Having had previous experience with booking accessible hotel rooms, he realised that an informative app about access was badly needed.

“Back in 2012, myself and KC took a trip to London. It said on the [hotel] website that they were accessible but when we got there, there were three steps up to reception,” he says.

“Then the hotel took us up to the room, which they said was accessible, but the doors were narrow and I couldn’t fit it [the rollator] in. So from that, I felt that it would be great if they actually told us how accessible it was rather than saying Yes or No.”

The app is available to download from Microsoft's Windows store and accessearth. org but it will be available to Android and Apple users in the future.

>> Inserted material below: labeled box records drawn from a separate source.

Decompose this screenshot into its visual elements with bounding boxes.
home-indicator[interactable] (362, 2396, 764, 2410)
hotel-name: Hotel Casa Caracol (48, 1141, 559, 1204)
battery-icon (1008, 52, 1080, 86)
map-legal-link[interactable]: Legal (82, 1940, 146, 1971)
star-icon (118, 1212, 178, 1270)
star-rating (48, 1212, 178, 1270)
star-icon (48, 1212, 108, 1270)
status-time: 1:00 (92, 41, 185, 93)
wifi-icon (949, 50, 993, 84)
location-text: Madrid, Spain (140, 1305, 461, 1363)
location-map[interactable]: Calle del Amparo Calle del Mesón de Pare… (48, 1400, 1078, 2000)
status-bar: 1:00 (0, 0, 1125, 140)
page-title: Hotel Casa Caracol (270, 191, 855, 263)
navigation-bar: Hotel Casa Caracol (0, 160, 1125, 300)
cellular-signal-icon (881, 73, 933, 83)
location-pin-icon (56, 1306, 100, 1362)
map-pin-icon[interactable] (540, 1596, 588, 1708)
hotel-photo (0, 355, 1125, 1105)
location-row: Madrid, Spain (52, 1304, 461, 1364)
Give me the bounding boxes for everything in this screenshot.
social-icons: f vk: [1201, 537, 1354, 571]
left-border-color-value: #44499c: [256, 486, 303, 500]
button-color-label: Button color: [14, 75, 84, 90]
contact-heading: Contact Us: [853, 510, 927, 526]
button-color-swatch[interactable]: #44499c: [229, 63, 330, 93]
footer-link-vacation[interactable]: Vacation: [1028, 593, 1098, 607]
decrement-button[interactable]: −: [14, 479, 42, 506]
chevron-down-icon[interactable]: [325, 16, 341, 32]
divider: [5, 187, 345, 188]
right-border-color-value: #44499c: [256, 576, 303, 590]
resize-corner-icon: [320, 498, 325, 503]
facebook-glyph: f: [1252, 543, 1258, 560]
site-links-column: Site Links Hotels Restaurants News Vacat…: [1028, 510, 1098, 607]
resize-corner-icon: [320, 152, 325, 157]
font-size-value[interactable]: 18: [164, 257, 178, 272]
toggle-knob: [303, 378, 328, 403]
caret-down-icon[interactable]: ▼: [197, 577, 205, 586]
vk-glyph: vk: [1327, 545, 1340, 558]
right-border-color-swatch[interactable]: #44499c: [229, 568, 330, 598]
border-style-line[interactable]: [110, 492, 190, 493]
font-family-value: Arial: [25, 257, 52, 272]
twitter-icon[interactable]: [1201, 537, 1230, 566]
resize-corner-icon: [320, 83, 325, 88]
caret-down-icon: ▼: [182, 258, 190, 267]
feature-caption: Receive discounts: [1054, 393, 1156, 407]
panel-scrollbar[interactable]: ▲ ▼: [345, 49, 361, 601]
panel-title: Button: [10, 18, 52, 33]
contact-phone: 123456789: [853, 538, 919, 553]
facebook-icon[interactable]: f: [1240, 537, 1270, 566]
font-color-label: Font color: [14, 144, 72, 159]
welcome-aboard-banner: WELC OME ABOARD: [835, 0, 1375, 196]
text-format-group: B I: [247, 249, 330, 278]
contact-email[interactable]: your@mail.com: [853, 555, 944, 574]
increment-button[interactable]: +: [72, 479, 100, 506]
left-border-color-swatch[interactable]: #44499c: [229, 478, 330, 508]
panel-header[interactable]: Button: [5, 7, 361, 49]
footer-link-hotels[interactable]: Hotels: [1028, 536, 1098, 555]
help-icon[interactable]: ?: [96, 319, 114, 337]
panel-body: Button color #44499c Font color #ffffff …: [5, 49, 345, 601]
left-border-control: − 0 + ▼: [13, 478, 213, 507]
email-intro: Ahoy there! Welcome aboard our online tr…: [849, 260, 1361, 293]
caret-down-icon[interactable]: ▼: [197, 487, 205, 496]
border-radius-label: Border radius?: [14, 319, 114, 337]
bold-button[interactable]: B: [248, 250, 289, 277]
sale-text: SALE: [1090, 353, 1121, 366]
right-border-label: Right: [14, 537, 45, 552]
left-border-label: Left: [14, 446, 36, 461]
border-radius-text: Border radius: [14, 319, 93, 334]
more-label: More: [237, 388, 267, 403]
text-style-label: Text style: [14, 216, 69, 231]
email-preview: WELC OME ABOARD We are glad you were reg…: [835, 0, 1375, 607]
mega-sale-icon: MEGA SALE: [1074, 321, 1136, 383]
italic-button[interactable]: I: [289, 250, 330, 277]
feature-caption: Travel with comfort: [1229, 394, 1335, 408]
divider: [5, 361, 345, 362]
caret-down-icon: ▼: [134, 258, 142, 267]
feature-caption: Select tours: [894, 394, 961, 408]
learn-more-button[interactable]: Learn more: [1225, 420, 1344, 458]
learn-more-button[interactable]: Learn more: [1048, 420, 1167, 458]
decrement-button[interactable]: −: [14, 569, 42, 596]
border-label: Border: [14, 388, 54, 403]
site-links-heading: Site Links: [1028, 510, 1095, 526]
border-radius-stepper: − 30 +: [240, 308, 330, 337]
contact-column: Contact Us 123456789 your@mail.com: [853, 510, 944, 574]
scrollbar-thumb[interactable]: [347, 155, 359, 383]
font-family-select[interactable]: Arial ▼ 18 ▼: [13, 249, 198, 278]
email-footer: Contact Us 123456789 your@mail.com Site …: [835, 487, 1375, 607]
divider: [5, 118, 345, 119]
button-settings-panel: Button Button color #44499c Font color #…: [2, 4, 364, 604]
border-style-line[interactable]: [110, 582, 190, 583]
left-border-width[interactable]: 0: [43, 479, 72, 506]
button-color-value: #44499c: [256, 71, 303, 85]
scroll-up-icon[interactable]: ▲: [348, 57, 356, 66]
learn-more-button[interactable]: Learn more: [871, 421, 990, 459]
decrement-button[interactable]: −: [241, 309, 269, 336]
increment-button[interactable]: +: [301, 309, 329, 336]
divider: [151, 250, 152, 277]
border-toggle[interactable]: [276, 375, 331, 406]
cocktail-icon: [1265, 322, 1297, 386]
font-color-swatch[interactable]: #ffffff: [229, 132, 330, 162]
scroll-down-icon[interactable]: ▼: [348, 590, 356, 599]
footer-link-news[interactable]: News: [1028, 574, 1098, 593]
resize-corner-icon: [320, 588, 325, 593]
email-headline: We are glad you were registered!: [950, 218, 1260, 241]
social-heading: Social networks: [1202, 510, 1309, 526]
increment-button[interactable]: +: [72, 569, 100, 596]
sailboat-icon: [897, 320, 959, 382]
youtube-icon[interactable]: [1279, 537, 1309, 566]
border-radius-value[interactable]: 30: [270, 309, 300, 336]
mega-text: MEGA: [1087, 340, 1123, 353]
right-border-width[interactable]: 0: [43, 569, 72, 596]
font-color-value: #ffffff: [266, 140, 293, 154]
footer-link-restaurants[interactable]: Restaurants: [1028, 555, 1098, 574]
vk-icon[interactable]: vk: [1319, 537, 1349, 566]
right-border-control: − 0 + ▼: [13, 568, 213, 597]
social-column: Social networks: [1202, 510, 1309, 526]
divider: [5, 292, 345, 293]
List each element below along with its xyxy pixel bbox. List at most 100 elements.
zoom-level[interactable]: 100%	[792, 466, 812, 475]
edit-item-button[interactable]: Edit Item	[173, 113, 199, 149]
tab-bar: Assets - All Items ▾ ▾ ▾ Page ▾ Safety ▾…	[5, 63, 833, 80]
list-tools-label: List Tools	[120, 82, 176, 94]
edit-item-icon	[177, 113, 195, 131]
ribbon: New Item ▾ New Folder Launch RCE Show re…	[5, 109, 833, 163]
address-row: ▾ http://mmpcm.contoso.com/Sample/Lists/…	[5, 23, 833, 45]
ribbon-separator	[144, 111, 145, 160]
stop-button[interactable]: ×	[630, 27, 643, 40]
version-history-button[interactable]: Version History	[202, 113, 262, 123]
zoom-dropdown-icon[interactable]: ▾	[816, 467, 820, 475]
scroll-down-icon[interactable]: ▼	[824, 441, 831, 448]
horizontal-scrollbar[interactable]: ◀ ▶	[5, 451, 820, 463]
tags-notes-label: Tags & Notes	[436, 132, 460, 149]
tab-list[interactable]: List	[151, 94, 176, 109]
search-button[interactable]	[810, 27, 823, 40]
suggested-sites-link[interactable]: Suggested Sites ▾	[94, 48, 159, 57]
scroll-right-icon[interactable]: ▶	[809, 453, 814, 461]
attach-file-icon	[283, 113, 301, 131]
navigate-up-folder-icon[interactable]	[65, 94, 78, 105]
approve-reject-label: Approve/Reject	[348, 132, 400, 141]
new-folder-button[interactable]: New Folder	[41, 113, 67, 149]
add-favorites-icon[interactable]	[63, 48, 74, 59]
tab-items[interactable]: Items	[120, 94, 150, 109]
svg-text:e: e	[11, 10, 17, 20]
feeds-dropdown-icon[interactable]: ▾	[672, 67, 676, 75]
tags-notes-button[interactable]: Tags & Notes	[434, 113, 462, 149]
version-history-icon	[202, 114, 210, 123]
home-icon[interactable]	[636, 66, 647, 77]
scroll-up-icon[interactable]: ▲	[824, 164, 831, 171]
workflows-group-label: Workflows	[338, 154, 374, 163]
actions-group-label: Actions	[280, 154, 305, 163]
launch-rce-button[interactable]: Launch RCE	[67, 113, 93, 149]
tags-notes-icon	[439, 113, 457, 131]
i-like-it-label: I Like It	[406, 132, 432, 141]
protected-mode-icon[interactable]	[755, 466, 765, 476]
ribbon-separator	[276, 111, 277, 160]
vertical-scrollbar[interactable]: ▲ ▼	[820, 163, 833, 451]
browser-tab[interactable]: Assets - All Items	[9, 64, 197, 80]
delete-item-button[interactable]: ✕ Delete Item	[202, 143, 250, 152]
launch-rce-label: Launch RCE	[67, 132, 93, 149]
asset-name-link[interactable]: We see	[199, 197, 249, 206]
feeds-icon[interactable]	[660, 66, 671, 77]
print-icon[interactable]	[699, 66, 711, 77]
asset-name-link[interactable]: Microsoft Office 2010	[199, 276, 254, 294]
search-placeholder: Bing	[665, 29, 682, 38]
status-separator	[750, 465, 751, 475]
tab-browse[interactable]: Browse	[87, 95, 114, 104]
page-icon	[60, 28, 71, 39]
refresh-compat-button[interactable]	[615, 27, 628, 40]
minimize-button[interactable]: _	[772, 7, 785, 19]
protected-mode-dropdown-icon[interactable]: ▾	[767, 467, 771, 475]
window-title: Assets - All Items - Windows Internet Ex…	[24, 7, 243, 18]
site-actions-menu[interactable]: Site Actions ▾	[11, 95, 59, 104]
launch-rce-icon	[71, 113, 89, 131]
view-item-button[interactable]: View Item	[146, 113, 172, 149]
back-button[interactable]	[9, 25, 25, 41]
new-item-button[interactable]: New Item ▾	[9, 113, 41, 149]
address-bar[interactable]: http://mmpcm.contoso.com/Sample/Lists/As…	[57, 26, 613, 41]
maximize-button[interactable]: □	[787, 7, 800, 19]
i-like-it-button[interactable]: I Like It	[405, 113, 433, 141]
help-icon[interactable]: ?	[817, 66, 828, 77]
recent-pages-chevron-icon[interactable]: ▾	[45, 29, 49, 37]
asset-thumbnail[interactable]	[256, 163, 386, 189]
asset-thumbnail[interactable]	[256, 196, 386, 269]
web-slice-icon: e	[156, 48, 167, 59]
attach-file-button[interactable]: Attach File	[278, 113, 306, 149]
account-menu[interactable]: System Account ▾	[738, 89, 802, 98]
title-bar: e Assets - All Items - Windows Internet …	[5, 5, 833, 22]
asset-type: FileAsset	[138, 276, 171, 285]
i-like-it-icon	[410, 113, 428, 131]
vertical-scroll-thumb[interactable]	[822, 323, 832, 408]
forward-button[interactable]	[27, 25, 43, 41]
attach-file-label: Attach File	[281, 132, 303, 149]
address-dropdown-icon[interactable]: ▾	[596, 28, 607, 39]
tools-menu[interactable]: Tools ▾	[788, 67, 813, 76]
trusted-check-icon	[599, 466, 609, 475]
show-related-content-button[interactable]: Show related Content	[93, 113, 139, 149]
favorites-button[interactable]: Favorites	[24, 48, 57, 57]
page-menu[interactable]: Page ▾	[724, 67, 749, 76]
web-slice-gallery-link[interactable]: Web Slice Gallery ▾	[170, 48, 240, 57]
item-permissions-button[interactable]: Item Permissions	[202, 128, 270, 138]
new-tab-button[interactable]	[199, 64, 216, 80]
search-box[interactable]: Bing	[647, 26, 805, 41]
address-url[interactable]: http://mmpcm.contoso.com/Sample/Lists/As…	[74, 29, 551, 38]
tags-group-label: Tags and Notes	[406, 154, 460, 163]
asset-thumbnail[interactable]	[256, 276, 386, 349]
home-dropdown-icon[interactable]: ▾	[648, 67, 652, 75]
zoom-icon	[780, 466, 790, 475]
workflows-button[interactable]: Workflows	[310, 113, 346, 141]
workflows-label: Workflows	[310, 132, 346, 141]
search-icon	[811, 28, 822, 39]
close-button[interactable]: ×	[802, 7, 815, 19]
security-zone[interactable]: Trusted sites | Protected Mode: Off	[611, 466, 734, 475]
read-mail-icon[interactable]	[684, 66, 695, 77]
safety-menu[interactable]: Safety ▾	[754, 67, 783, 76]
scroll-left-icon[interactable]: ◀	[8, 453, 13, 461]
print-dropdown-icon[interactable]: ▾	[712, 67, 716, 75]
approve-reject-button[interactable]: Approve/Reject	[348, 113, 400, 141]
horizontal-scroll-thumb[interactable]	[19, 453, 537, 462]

Gallagher says Access Earth is unique in that users can submit detailed and to- the-point reviews of buildings all over the world.

“Currently there are two apps like ours – Wheelmap and DisabledGo. Wheelmap use crowdsourcing to get their information and the only information they give you is three things. There’s accessible, hardly accessible or not accessible,” he says.

“DisabledGo give you information on a five-point scale; so they might give parking a three out of five, but what does that mean? Ours is a rating system where you answer Yes or No questions that are easy to understand.”

Access Earth users can review specific facilities like ramps or lifts that are available wherever they go. If a user wants to submit a review of a building, they answer questions based on building regulation guidelines provided by the National Disability Authority and the Irish Wheelchair Association.

“The max is 21 but some questions won’t appear unless you need a lift or questions on bathrooms won’t appear unless they provide bathrooms,” Gallagher says.

“The idea is that they won’t be penalised for not having bathrooms, they will be penalised for not having accessible bathrooms.”

Grant says so many travel websites offer just a Yes or No in terms of accessibility but she hopes Access Earth will be different. “We want to make sure it’s not black or white, we want to give the full picture.”

McClean encourages people to submit reviews so they can expand their database. “We are using advocacy groups like IWA, IWA Sport and Kanchi to get it across to their users and pre-existing community to help spread the word and get users to add locations so future users can see that there are locations added.”

Without the support from Microsoft, NUI Maynooth and Tom Lysaght, the acting head of computer science in Maynooth, Grant says that Access Earth would not be possible.

“We are students so it would be very hard to make the app in our spare time ourselves. Obviously we had the idea beforehand but we thought it would be a great opportunity.”

McCann is quick to add that while competing in the Imagine Cup is a big deal, if the Access Earth app is a success, it will be of huge value to those who need it.

“We want people to know that the app isn’t just for the competition,” he says. “We want to make this a reality and it needs to be done.”